Her first stop after returning from summer camp last week was the Cozy Cuts for Kids salon in Manhattan. She got a professional’s take on her new favorite style. “I like that it’s smooth,” she says. “There’s no bumps. It’s perfect.”

Gymnastics dictates that hair be neat and pulled back from the face. In Rio, the go-to looks have been the French-braid-into-a-ponytail worn by Simone Biles and Madison Kocian; the Aly-knot; and the traditional scrunchied ponytail. (The Scunci company reports a boost in sales of its snap clips, hair shimmer and scrunchies because of the Olympics.)

“Hair is how you stand out, because in competition we all have to wear the same leotard,” says Ella Wilson, a 12-year-old gymnast from Brooklyn who has taken to wearing the braid-into-ponytail of late.

Her soccer-player brother, Liam, 14, is a fan of the man bun seen widely at the Olympics on soccer and basketball players, and most notably on British gymnast Louis Smith.

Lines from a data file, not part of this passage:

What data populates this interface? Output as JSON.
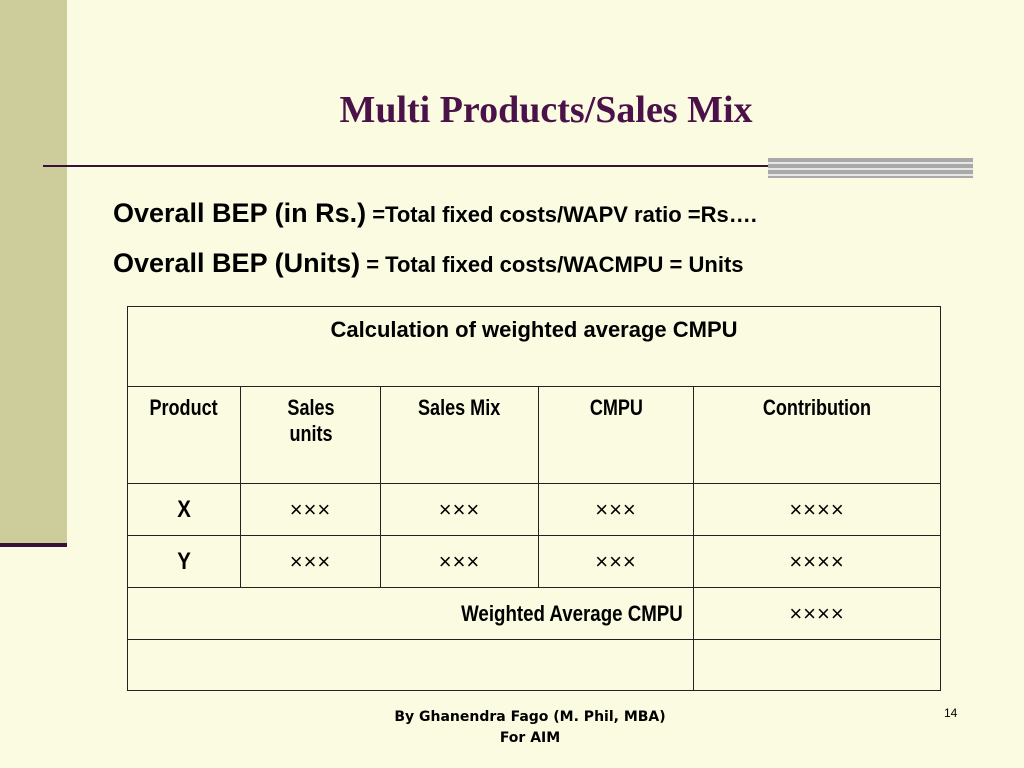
{
  "slide": {
    "title": "Multi Products/Sales Mix",
    "bep_in_rs_lead": "Overall BEP (in Rs.)",
    "bep_in_rs_rest": " =Total fixed costs/WAPV ratio =Rs….",
    "bep_units_lead": "Overall BEP (Units)",
    "bep_units_rest": " = Total fixed costs/WACMPU = Units"
  },
  "table": {
    "caption": "Calculation of weighted average CMPU",
    "headers": [
      "Product",
      "Sales units",
      "Sales Mix",
      "CMPU",
      "Contribution"
    ],
    "rows": [
      {
        "product": "X",
        "sales_units": "×××",
        "sales_mix": "×××",
        "cmpu": "×××",
        "contribution": "××××"
      },
      {
        "product": "Y",
        "sales_units": "×××",
        "sales_mix": "×××",
        "cmpu": "×××",
        "contribution": "××××"
      }
    ],
    "weighted_label": "Weighted Average CMPU",
    "weighted_value": "××××"
  },
  "footer": {
    "line1": "By Ghanendra Fago (M. Phil, MBA)",
    "line2": "For AIM",
    "page_number": "14"
  }
}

Fans cheekily blamed his knot for a pommel horse fall. But Liam sees the hairstyle’s inherent value.

British gymnast Louis Smith’s infamous man bun.  (AP Photo/Julio Cortez)
British gymnast Louis Smith’s infamous man bun. (AP Photo/Julio Cortez)

“It’s cool-looking, but it’s also good for sports because I have a long top,” he says. “It keeps my hair up.”

Teenagers are most likely to embrace an athlete’s style, but adults are caught up in the Olympic moment, too. They show their fandom primarily through nail art. Nadine Abramcyk, a founder of the Tenoverten nail salons in New York City, saw an uptick in patriotic manicures the day after a big win by the U.S. team.

“We’re known for subtle nail art, and one of our lead manicurists, Frances Liang, created an abstract-looking star design,” she said. “People have been getting that in gold, red, white and blue.”

And a lot of viewers have been asking if they can get the cool, knee-length parka worn by the U.S. swim team. The parka, made by Arena, will be available at arenawaterinstinct.com soon, the company says.